[one_third]Carmel Rafalowsky – Liberal
I did not watch the debates live and, frankly, after combing over footage, articles and candidates’ platform websites, it seems that I did not miss much.
With over 20 candidates participating in just the preliminary elections, candidates lacked the time to clarify their stances on complex policies such as healthcare, universal basic income or climate change. Worse yet, I feel several moments—such as the exchange between Kamala Harris and Joe Biden about busing—were seized for the sake of a memorable soundbite instead of a clear answer on policy.
While the debates do seem to be impactful for viewers and to bring attention to the way certain candidates answer tough questions—or rather, sidestep them entirely—I find them inadequate. I wanted to hear more questions about the climate crisis and what policies candidates want to enact to not only protect our nation but put safety measures in place for the catastrophes we will face. I wanted plans on how single-payer healthcare systems can be erected.
I wanted details—not rhetoric.
While I look forward to the upcoming debates, I do not hold much hope for them. The past two have left me unimpressed and concerned about the future of our democracy.
[one_third]Daniil Ivanov – Independent
Over the course of the summer, a cumulative four debates were held, filled with democratic presidential candidate hopefuls. Right off the bat, there are more candidates than you can remember—and that’s just the candidates that made it onto the stage. At this point, I’m starting to worry that I might be a candidate.
The issue arises that in such a crowded field it becomes difficult to hear every single candidate’s stance. This then results in cringeworthy moments like moderator Lester Holt asking for a show of hands on which candidate would abolish private health insurance in favor of a government run plan.
Such a childish display oversimplifies complex issues, as does the tight time limit of each question and answer. The live crowds become rambunctious and disrupt the little amount of actual debate that goes on, and it seems that moderators always stop the candidates just when they were about to say something important.
Even more of a problem is that not everybody watches these debates. Instead, Americans opt to watch brief clips on the news, leading to candidates—fighting for name recognition—to be over-the-top and fighting to say memorable sound bites.
In the end, such a crowded circus sideshow means that interesting new ideas are hardly exposed and properly explained, which means the frontrunners are those who already came into the debates with name recognition like Joe Biden, Bernie Sanders and Elizabeth Warren.

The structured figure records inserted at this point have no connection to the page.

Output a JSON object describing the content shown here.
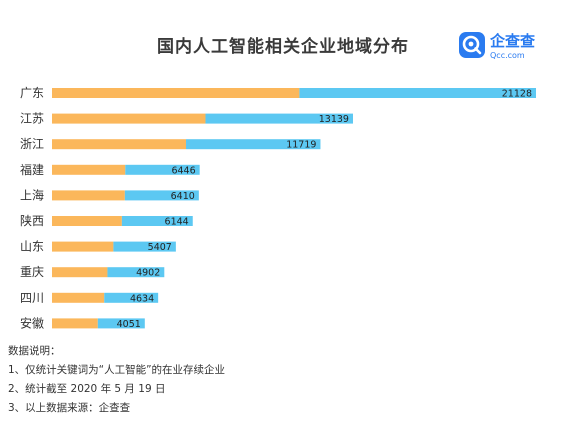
{
  "header": {
    "title": "国内人工智能相关企业地域分布"
  },
  "logo": {
    "name_cn": "企查查",
    "name_en": "Qcc.com"
  },
  "chart_data": {
    "type": "bar",
    "orientation": "horizontal",
    "stacked": true,
    "categories": [
      "广东",
      "江苏",
      "浙江",
      "福建",
      "上海",
      "陕西",
      "山东",
      "重庆",
      "四川",
      "安徽"
    ],
    "values": [
      21128,
      13139,
      11719,
      6446,
      6410,
      6144,
      5407,
      4902,
      4634,
      4051
    ],
    "series": [
      {
        "values": [
          10800,
          6700,
          5850,
          3200,
          3180,
          3050,
          2680,
          2420,
          2280,
          2000
        ]
      },
      {
        "values": [
          10328,
          6439,
          5869,
          3246,
          3230,
          3094,
          2727,
          2482,
          2354,
          2051
        ]
      }
    ],
    "colors": [
      "#FBB75B",
      "#5CC8F2"
    ],
    "title": "国内人工智能相关企业地域分布",
    "grid": false,
    "legend": "none"
  },
  "notes": {
    "heading": "数据说明：",
    "items": [
      "1、仅统计关键词为“人工智能”的在业存续企业",
      "2、统计截至 2020 年 5 月 19 日",
      "3、以上数据来源：企查查"
    ]
  }
}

Such a debate format is a disservice to the American people. Democracy should be a lively discussion, but not a prime-time reality show.
[one_third]Mark Pothen – Conservative
During election season, presidential debates act as an indicator of which candidates will rise to the top tier to fight for the party nomination and which ones will drop out of the race. The Democratic Debates acted as entertainment for conservatives as democratic presidential contenders browbeat each other over unattainable policy prescriptions.

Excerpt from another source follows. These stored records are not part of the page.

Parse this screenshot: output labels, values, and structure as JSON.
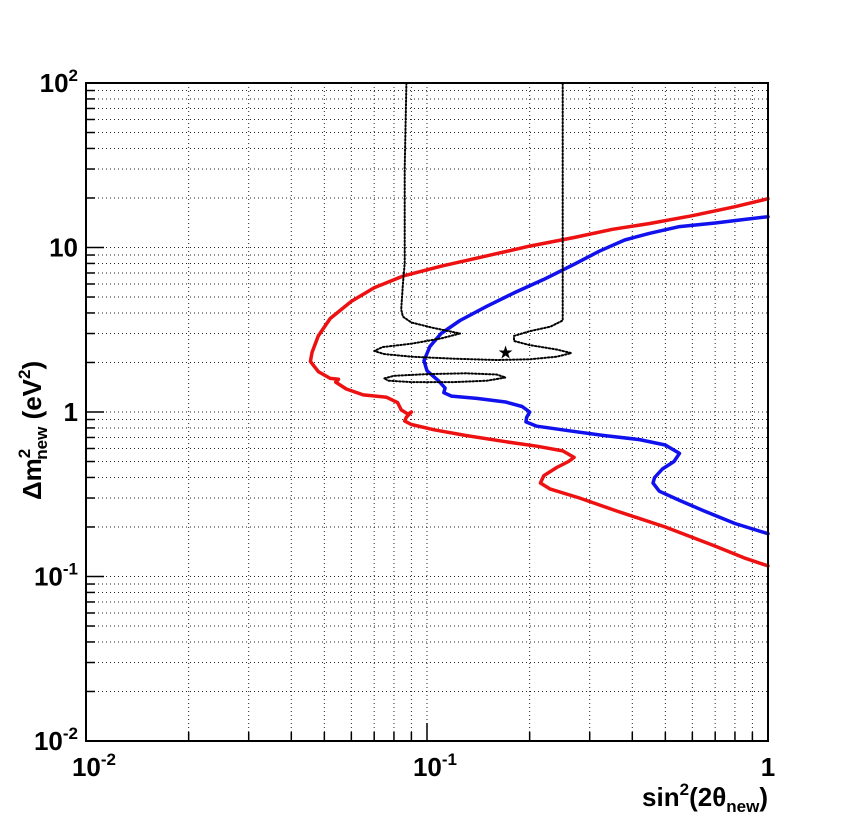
{
  "chart_data": {
    "type": "line",
    "xscale": "log",
    "yscale": "log",
    "xlim": [
      0.01,
      1
    ],
    "ylim": [
      0.01,
      100
    ],
    "grid": true,
    "xlabel": {
      "base": "sin",
      "sup": "2",
      "open": "(2θ",
      "sub": "new",
      "close": ")"
    },
    "ylabel": {
      "base": "Δm",
      "sup": "2",
      "sub": "new",
      "unit_open": " (eV",
      "unit_sup": "2",
      "unit_close": ")"
    },
    "x_ticks": [
      {
        "value": 0.01,
        "base": "10",
        "exp": "-2"
      },
      {
        "value": 0.1,
        "base": "10",
        "exp": "-1"
      },
      {
        "value": 1,
        "base": "1",
        "exp": ""
      }
    ],
    "y_ticks": [
      {
        "value": 0.01,
        "base": "10",
        "exp": "-2"
      },
      {
        "value": 0.1,
        "base": "10",
        "exp": "-1"
      },
      {
        "value": 1,
        "base": "1",
        "exp": ""
      },
      {
        "value": 10,
        "base": "10",
        "exp": ""
      },
      {
        "value": 100,
        "base": "10",
        "exp": "2"
      }
    ],
    "series": [
      {
        "color": "#ee1111",
        "style": "solid",
        "points": [
          [
            1.0,
            19.8
          ],
          [
            0.8,
            17.7
          ],
          [
            0.6,
            15.6
          ],
          [
            0.45,
            14.0
          ],
          [
            0.35,
            12.9
          ],
          [
            0.27,
            11.5
          ],
          [
            0.2,
            10.2
          ],
          [
            0.15,
            8.9
          ],
          [
            0.11,
            7.7
          ],
          [
            0.085,
            6.7
          ],
          [
            0.07,
            5.7
          ],
          [
            0.06,
            4.7
          ],
          [
            0.052,
            3.7
          ],
          [
            0.048,
            2.9
          ],
          [
            0.046,
            2.3
          ],
          [
            0.0455,
            2.03
          ],
          [
            0.048,
            1.76
          ],
          [
            0.052,
            1.6
          ],
          [
            0.055,
            1.58
          ],
          [
            0.054,
            1.52
          ],
          [
            0.058,
            1.38
          ],
          [
            0.065,
            1.27
          ],
          [
            0.076,
            1.23
          ],
          [
            0.082,
            1.14
          ],
          [
            0.084,
            1.03
          ],
          [
            0.088,
            0.97
          ],
          [
            0.09,
            1.0
          ],
          [
            0.087,
            0.93
          ],
          [
            0.086,
            0.88
          ],
          [
            0.09,
            0.84
          ],
          [
            0.105,
            0.78
          ],
          [
            0.13,
            0.72
          ],
          [
            0.17,
            0.66
          ],
          [
            0.21,
            0.62
          ],
          [
            0.25,
            0.58
          ],
          [
            0.27,
            0.53
          ],
          [
            0.26,
            0.5
          ],
          [
            0.24,
            0.46
          ],
          [
            0.22,
            0.41
          ],
          [
            0.215,
            0.37
          ],
          [
            0.23,
            0.34
          ],
          [
            0.28,
            0.3
          ],
          [
            0.36,
            0.25
          ],
          [
            0.5,
            0.2
          ],
          [
            0.7,
            0.153
          ],
          [
            0.85,
            0.13
          ],
          [
            1.0,
            0.116
          ]
        ]
      },
      {
        "color": "#1111ee",
        "style": "solid",
        "points": [
          [
            1.0,
            15.4
          ],
          [
            0.85,
            14.8
          ],
          [
            0.7,
            14.1
          ],
          [
            0.55,
            13.4
          ],
          [
            0.45,
            12.2
          ],
          [
            0.38,
            11.1
          ],
          [
            0.32,
            9.5
          ],
          [
            0.27,
            7.9
          ],
          [
            0.22,
            6.4
          ],
          [
            0.18,
            5.3
          ],
          [
            0.15,
            4.4
          ],
          [
            0.125,
            3.6
          ],
          [
            0.11,
            3.0
          ],
          [
            0.102,
            2.5
          ],
          [
            0.098,
            2.05
          ],
          [
            0.1,
            1.78
          ],
          [
            0.108,
            1.55
          ],
          [
            0.113,
            1.4
          ],
          [
            0.112,
            1.31
          ],
          [
            0.118,
            1.25
          ],
          [
            0.14,
            1.21
          ],
          [
            0.17,
            1.15
          ],
          [
            0.19,
            1.08
          ],
          [
            0.2,
            1.0
          ],
          [
            0.196,
            0.93
          ],
          [
            0.195,
            0.87
          ],
          [
            0.21,
            0.82
          ],
          [
            0.26,
            0.77
          ],
          [
            0.33,
            0.72
          ],
          [
            0.42,
            0.68
          ],
          [
            0.5,
            0.63
          ],
          [
            0.55,
            0.56
          ],
          [
            0.53,
            0.5
          ],
          [
            0.49,
            0.45
          ],
          [
            0.465,
            0.4
          ],
          [
            0.46,
            0.37
          ],
          [
            0.48,
            0.33
          ],
          [
            0.55,
            0.29
          ],
          [
            0.65,
            0.25
          ],
          [
            0.8,
            0.21
          ],
          [
            1.0,
            0.182
          ]
        ]
      },
      {
        "color": "#000000",
        "style": "dotted",
        "points": [
          [
            0.087,
            100
          ],
          [
            0.086,
            30
          ],
          [
            0.086,
            8
          ],
          [
            0.085,
            6
          ],
          [
            0.084,
            4.2
          ],
          [
            0.085,
            3.8
          ],
          [
            0.09,
            3.5
          ],
          [
            0.104,
            3.25
          ],
          [
            0.125,
            3.0
          ],
          [
            0.11,
            2.8
          ],
          [
            0.09,
            2.6
          ],
          [
            0.074,
            2.48
          ],
          [
            0.07,
            2.35
          ],
          [
            0.075,
            2.25
          ],
          [
            0.09,
            2.17
          ],
          [
            0.12,
            2.11
          ],
          [
            0.16,
            2.07
          ],
          [
            0.2,
            2.09
          ],
          [
            0.24,
            2.17
          ],
          [
            0.265,
            2.28
          ],
          [
            0.24,
            2.4
          ],
          [
            0.2,
            2.55
          ],
          [
            0.18,
            2.7
          ],
          [
            0.18,
            2.9
          ],
          [
            0.2,
            3.1
          ],
          [
            0.23,
            3.3
          ],
          [
            0.25,
            3.6
          ],
          [
            0.25,
            5
          ],
          [
            0.25,
            12
          ],
          [
            0.25,
            40
          ],
          [
            0.25,
            100
          ]
        ]
      },
      {
        "color": "#000000",
        "style": "dotted",
        "points": [
          [
            0.075,
            1.6
          ],
          [
            0.08,
            1.66
          ],
          [
            0.1,
            1.7
          ],
          [
            0.13,
            1.72
          ],
          [
            0.16,
            1.69
          ],
          [
            0.17,
            1.62
          ],
          [
            0.15,
            1.55
          ],
          [
            0.12,
            1.52
          ],
          [
            0.09,
            1.52
          ],
          [
            0.077,
            1.55
          ],
          [
            0.075,
            1.6
          ]
        ]
      }
    ],
    "marker": {
      "x": 0.17,
      "y": 2.3,
      "symbol": "★"
    }
  }
}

The first night consisted of moderates like John Delaney and Tim Ryan questioning the more hard-left candidates like Elizabeth Warren and Bernie Sanders on topics such as the viability of throwing 150 million people off of their private health insurance, among other hot button issues.
The debate showed the true colors of the radical wing of the party. There is no better example of this than the moment when John Delaney is asked about his net worth of 65 million dollars being subjected to Warren’s proposed wealth tax. The camera moved to Warren who appeared to gleefully rub her hands in delight at the thought of taking his money like a cartoon villain.
The moderate candidates in the first night of debates recognized that radical policy like Medicare for All is running too far to the left and won’t bode well for democrats come the election in 2020. The second night, however, was significantly more entertaining with the coveted rematch of democratic front runner Joe Biden and Kamala Harris after she had directed unwarranted animus towards Biden during the first round of debates over his view on busing in the 1960s. By the end of the night, Joe Biden managed to come out of the debate relatively unscathed; however, Harris was not so lucky when Tulsi Gabbard, the democratic Representative from Hawaii, called to question Harris’s “tough on crime” record and cited a bevy of different problems with it.
Both debates highlighted a radicalization of the party for appeasement of democrats in major cities and on the coast rather than appealing to the actual blue-collar voters that they need in states like Michigan and Pennsylvania in order to secure a 2020 win. Between the far-fetched goals and the bickering, President Trump simply needs to be quiet and point at them to coast to a 2020 victory.